Depuis 1996, le volume de bois récolté pour alimenter
les marchés intérieur a pratiquement décuplé. En 1996,
il était d’environ 250 000 m³ par an EBR (équivalent
bois rond), et en 2002, il était passé à 1 million m³
EBR. Les dernières données du CIFOR suggèrent qu’il
doit être à présent a 2,1 millions m³, soit à peu près le
même volume que le bois récolté légalement par les
principales concessions et destiné à l’exportation. Un
peu plus d’un quart de l’offre intérieure et régionale
provient de « rebuts », c’est-à-dire de sciages produits
par les concessions mais de qualité insuffisante pour
l’export. Le reste, qui équivaut à une récolte annuelle
de 700 000 m³ de bois scié, est fourni par des scieurs
qui travaillent à la tronçonneuse et sans permis légal.

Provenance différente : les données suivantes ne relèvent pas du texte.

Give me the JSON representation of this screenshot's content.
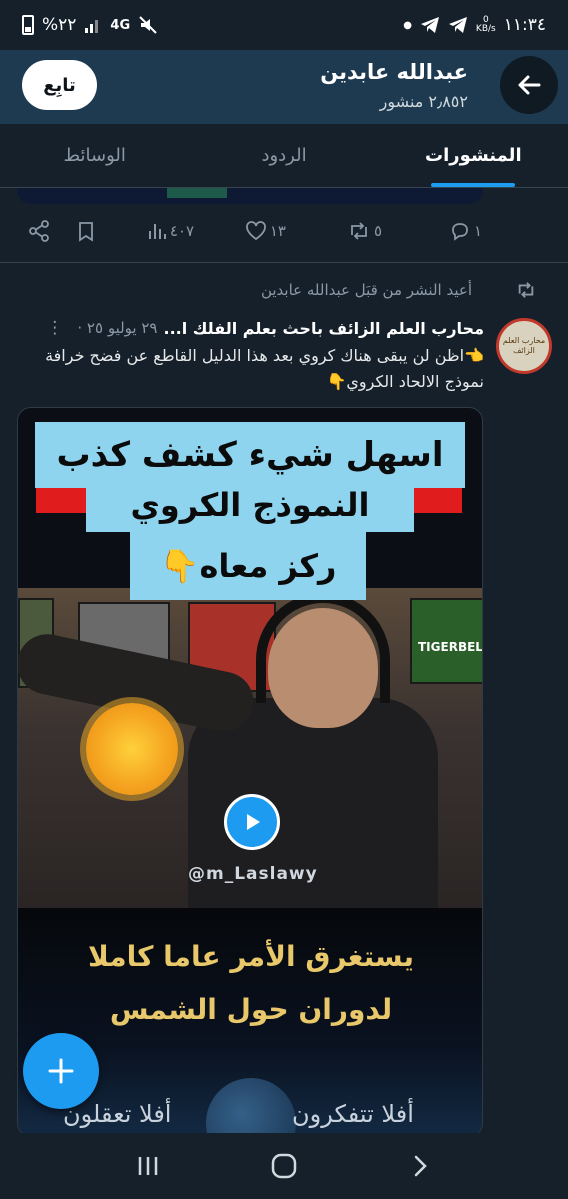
{
  "status_bar": {
    "time": "١١:٣٤",
    "battery": "%٢٢",
    "network": "4G",
    "speed_value": "0",
    "speed_unit": "KB/s"
  },
  "header": {
    "title": "عبدالله عابدين",
    "subtitle": "٢٫٨٥٢ منشور",
    "follow_label": "تابِع"
  },
  "tabs": [
    {
      "label": "المنشورات",
      "active": true
    },
    {
      "label": "الردود",
      "active": false
    },
    {
      "label": "الوسائط",
      "active": false
    }
  ],
  "prev_tweet_actions": {
    "replies": "١",
    "retweets": "٥",
    "likes": "١٣",
    "views": "٤٠٧"
  },
  "retweet_line": "أعيد النشر من قبَل عبدالله عابدين",
  "tweet": {
    "author": "محارب العلم الزائف باحث بعلم الفلك ا...",
    "date": "٢٩ يوليو ٢٥ ·",
    "text": "👈اظن لن يبقى هناك كروي بعد هذا الدليل القاطع عن فضح خرافة نموذج الالحاد الكروي👇",
    "avatar_text": "محارب العلم الزائف"
  },
  "media": {
    "caption_line1": "اسهل شيء كشف كذب",
    "caption_line2": "النموذج الكروي",
    "caption_line3": "ركز معاه👇",
    "poster_text": "TIGERBEL",
    "watermark": "@m_Laslawy",
    "gold_line1": "يستغرق الأمر عاما كاملا",
    "gold_line2": "لدوران حول الشمس",
    "bottom_right": "أفلا تتفكرون",
    "bottom_left": "أفلا تعقلون"
  },
  "colors": {
    "background": "#15202b",
    "header": "#1e3a50",
    "accent": "#1d9bf0",
    "caption_bg": "#8ed4ee"
  }
}
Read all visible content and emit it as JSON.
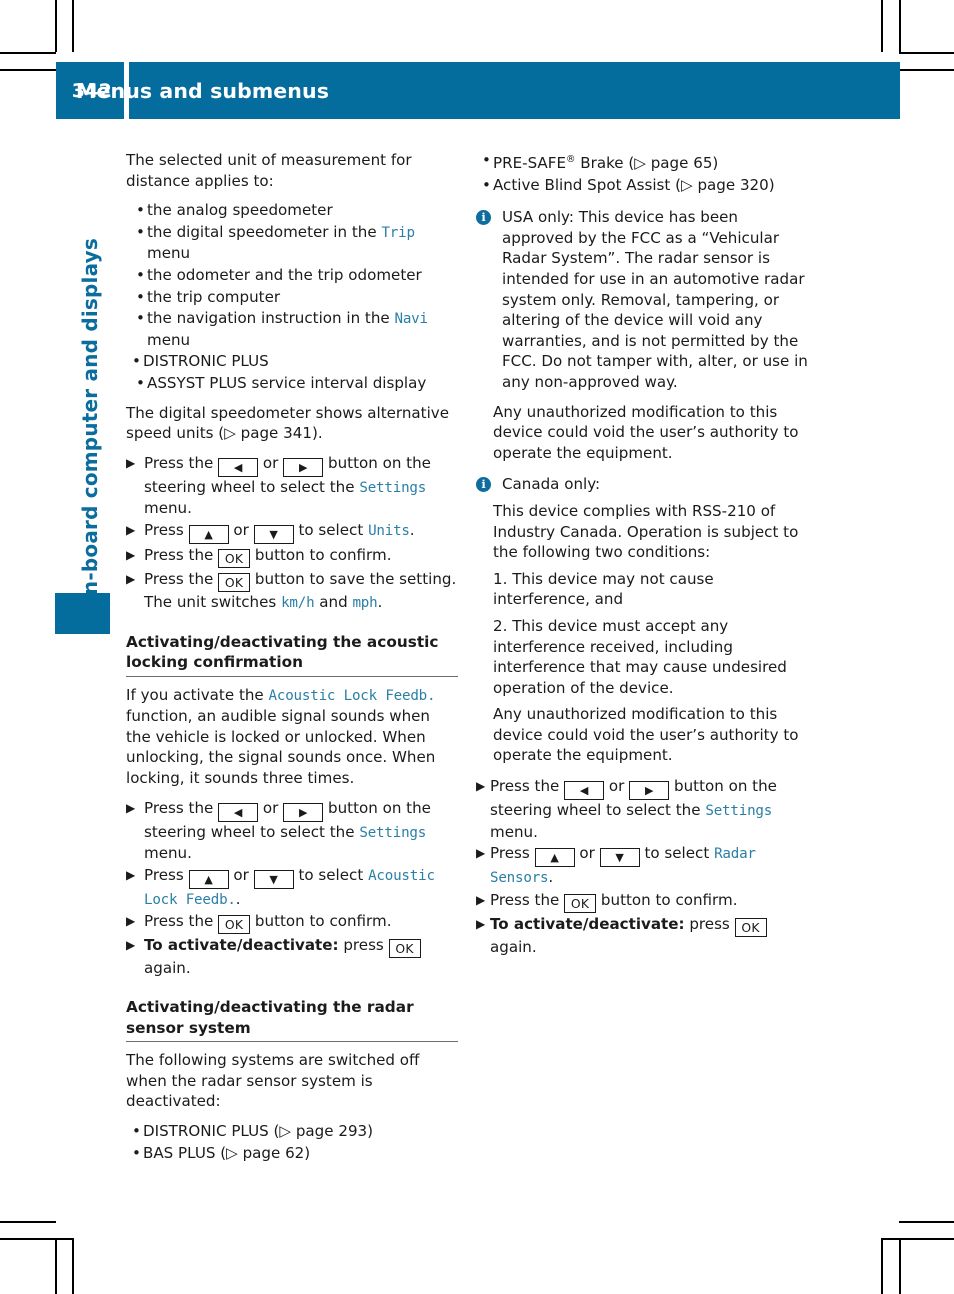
{
  "colors": {
    "brand_blue": "#056d9e",
    "accent_mono_blue": "#2a7fa6",
    "text": "#1b1b1b",
    "rule_gray": "#6e6e6e"
  },
  "header": {
    "page_number": "342",
    "title": "Menus and submenus"
  },
  "chapter_tab": {
    "label": "On-board computer and displays"
  },
  "left_column": {
    "intro": "The selected unit of measurement for distance applies to:",
    "bullets": [
      {
        "pre": "the analog speedometer",
        "mono": "",
        "post": ""
      },
      {
        "pre": "the digital speedometer in the ",
        "mono": "Trip",
        "post": " menu"
      },
      {
        "pre": "the odometer and the trip odometer",
        "mono": "",
        "post": ""
      },
      {
        "pre": "the trip computer",
        "mono": "",
        "post": ""
      },
      {
        "pre": "the navigation instruction in the ",
        "mono": "Navi",
        "post": " menu"
      },
      {
        "pre": "DISTRONIC PLUS",
        "mono": "",
        "post": ""
      },
      {
        "pre": "ASSYST PLUS service interval display",
        "mono": "",
        "post": ""
      }
    ],
    "speedo_para_a": "The digital speedometer shows alternative speed units (",
    "speedo_para_ref": "page 341",
    "speedo_para_b": ").",
    "steps_units": {
      "s1_a": "Press the",
      "s1_or": "or",
      "s1_b": "button on the steering wheel to select the",
      "s1_mono": "Settings",
      "s1_c": "menu.",
      "s2_a": "Press",
      "s2_or": "or",
      "s2_b": "to select",
      "s2_mono": "Units",
      "s2_c": ".",
      "s3_a": "Press the",
      "s3_b": "button to confirm.",
      "s4_a": "Press the",
      "s4_b": "button to save the setting. The unit switches",
      "s4_mono1": "km/h",
      "s4_mid": "and",
      "s4_mono2": "mph",
      "s4_c": "."
    },
    "heading_acoustic": "Activating/deactivating the acoustic locking confirmation",
    "acoustic_para_a": "If you activate the",
    "acoustic_para_mono": "Acoustic Lock Feedb.",
    "acoustic_para_b": "function, an audible signal sounds when the vehicle is locked or unlocked. When unlocking, the signal sounds once. When locking, it sounds three times.",
    "steps_acoustic": {
      "s1_a": "Press the",
      "s1_or": "or",
      "s1_b": "button on the steering wheel to select the",
      "s1_mono": "Settings",
      "s1_c": "menu.",
      "s2_a": "Press",
      "s2_or": "or",
      "s2_b": "to select",
      "s2_mono": "Acoustic Lock Feedb.",
      "s2_c": ".",
      "s3_a": "Press the",
      "s3_b": "button to confirm.",
      "s4_bold": "To activate/deactivate:",
      "s4_a": "press",
      "s4_b": "again."
    },
    "heading_radar": "Activating/deactivating the radar sensor system",
    "radar_intro": "The following systems are switched off when the radar sensor system is deactivated:",
    "radar_bullets": [
      {
        "label": "DISTRONIC PLUS",
        "ref": "page 293"
      },
      {
        "label": "BAS PLUS",
        "ref": "page 62"
      }
    ]
  },
  "right_column": {
    "bullets": [
      {
        "label": "PRE-SAFE",
        "sup": "®",
        "label2": " Brake",
        "ref": "page 65"
      },
      {
        "label": "Active Blind Spot Assist",
        "sup": "",
        "label2": "",
        "ref": "page 320"
      }
    ],
    "note_usa": {
      "icon": "i",
      "first": "USA only: This device has been approved by the FCC as a “Vehicular Radar System”. The radar sensor is intended for use in an automotive radar system only. Removal, tampering, or altering of the device will void any warranties, and is not permitted by the FCC. Do not tamper with, alter, or use in any non-approved way.",
      "second": "Any unauthorized modification to this device could void the user’s authority to operate the equipment."
    },
    "note_canada": {
      "icon": "i",
      "first": "Canada only:",
      "p1": "This device complies with RSS-210 of Industry Canada. Operation is subject to the following two conditions:",
      "p2": "1. This device may not cause interference, and",
      "p3": "2. This device must accept any interference received, including interference that may cause undesired operation of the device.",
      "p4": "Any unauthorized modification to this device could void the user’s authority to operate the equipment."
    },
    "steps_radar": {
      "s1_a": "Press the",
      "s1_or": "or",
      "s1_b": "button on the steering wheel to select the",
      "s1_mono": "Settings",
      "s1_c": "menu.",
      "s2_a": "Press",
      "s2_or": "or",
      "s2_b": "to select",
      "s2_mono": "Radar Sensors",
      "s2_c": ".",
      "s3_a": "Press the",
      "s3_b": "button to confirm.",
      "s4_bold": "To activate/deactivate:",
      "s4_a": "press",
      "s4_b": "again."
    }
  },
  "glyphs": {
    "bullet": "•",
    "step_arrow": "▶",
    "page_ref_arrow": "▷",
    "key_left": "◀",
    "key_right": "▶",
    "key_up": "▲",
    "key_down": "▼",
    "key_ok": "OK",
    "paren_open": "(",
    "paren_close": ")"
  }
}
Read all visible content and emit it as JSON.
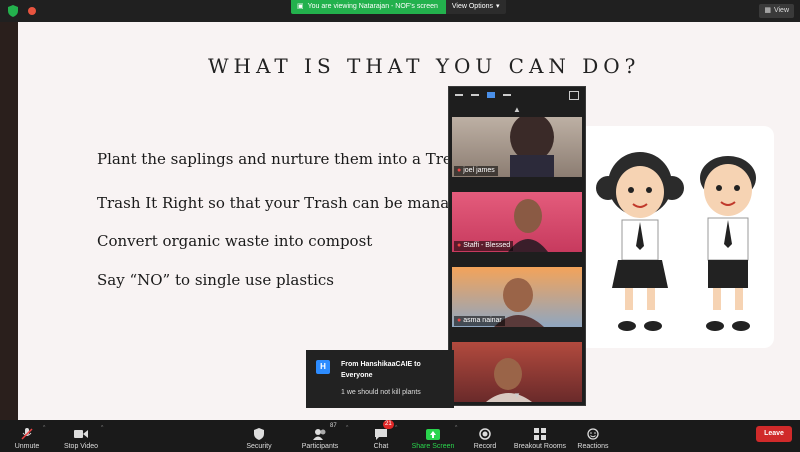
{
  "top_bar": {
    "viewing_text": "You are viewing Natarajan - NOF's screen",
    "view_options": "View Options",
    "view_button": "View"
  },
  "slide": {
    "title": "WHAT IS THAT YOU CAN DO?",
    "bullets": [
      "Plant the saplings and nurture them into a Tree",
      "Trash It Right so that your Trash can be manage",
      "Convert organic waste into compost",
      "Say “NO” to single use plastics"
    ]
  },
  "gallery": {
    "participants": [
      {
        "name": "joel james"
      },
      {
        "name": "Staffi - Blessed"
      },
      {
        "name": "asma nainar"
      },
      {
        "name": ""
      }
    ]
  },
  "chat_toast": {
    "avatar_letter": "H",
    "from": "From HanshikaaCAIE to Everyone",
    "message": "1 we should not kill plants"
  },
  "toolbar": {
    "unmute": "Unmute",
    "stop_video": "Stop Video",
    "security": "Security",
    "participants": "Participants",
    "participants_count": "87",
    "chat": "Chat",
    "chat_badge": "21",
    "share_screen": "Share Screen",
    "record": "Record",
    "breakout_rooms": "Breakout Rooms",
    "reactions": "Reactions",
    "leave": "Leave"
  },
  "colors": {
    "share_green": "#23b14d",
    "leave_red": "#d02a2a",
    "accent_blue": "#2d8cff"
  }
}
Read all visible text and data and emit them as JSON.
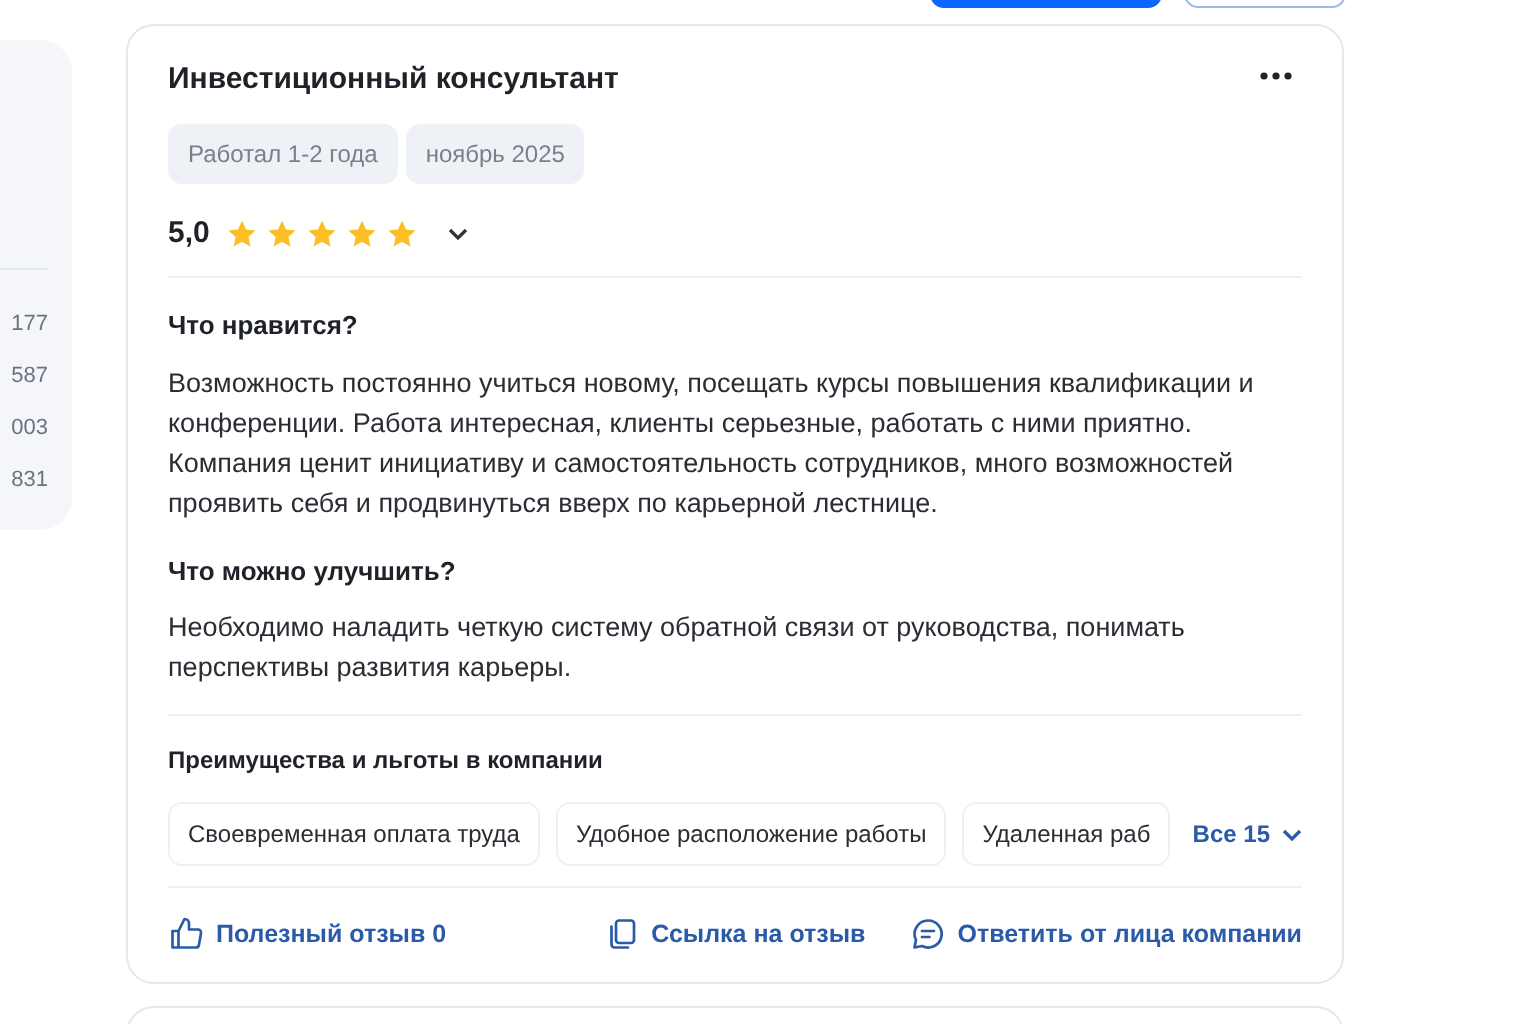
{
  "sidebar": {
    "values": [
      "177",
      "587",
      "003",
      "831"
    ]
  },
  "review": {
    "title": "Инвестиционный консультант",
    "tags": [
      "Работал 1-2 года",
      "ноябрь 2025"
    ],
    "rating": "5,0",
    "stars": 5,
    "sections": [
      {
        "heading": "Что нравится?",
        "text": "Возможность постоянно учиться новому, посещать курсы повышения квалификации и конференции. Работа интересная, клиенты серьезные, работать с ними приятно. Компания ценит инициативу и самостоятельность сотрудников, много возможностей проявить себя и продвинуться вверх по карьерной лестнице."
      },
      {
        "heading": "Что можно улучшить?",
        "text": "Необходимо наладить четкую систему обратной связи от руководства, понимать перспективы развития карьеры."
      }
    ],
    "benefits": {
      "heading": "Преимущества и льготы в компании",
      "items": [
        "Своевременная оплата труда",
        "Удобное расположение работы",
        "Удаленная раб"
      ],
      "more": "Все 15"
    },
    "actions": [
      {
        "kind": "like",
        "label": "Полезный отзыв 0"
      },
      {
        "kind": "link",
        "label": "Ссылка на отзыв"
      },
      {
        "kind": "reply",
        "label": "Ответить от лица компании"
      }
    ]
  }
}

La loi forestière de 1994, qui régit les activités
forestières au Cameroun, se concentre avant tout
sur la production à grande échelle destinée à
l’exportation. Lorsque cette loi a été rédigée, cela faisait
sens : le pays était en pleine crise économique et la
demande intérieure en bois avait dégringolé. En plus
d’encourager la gestion durable des forêts dans les
concessions industrielles, cette nouvelle loi cherchait à
promouvoir une plus grande participation des intérêts
nationaux dans l’industrie du bois. Elle a ainsi intégré
des mesures de promotion des forêts communautaires
et de redistribution de certaines redevances acquittées
par les entreprises d’exploitation industrielle auprès
des communes et des villages locaux, et également
introduit plusieurs types de titres d’exploitation
forestière réservés aux Camerounais. Il s’agissait de
permis d’exploitation d’une durée maximale d’un an
pour une récolte ne dépassant pas 500 m³, ainsi que
d’autorisations personnelles de coupe d’une durée
maximale de trois mois, pour un volume de 30 m³.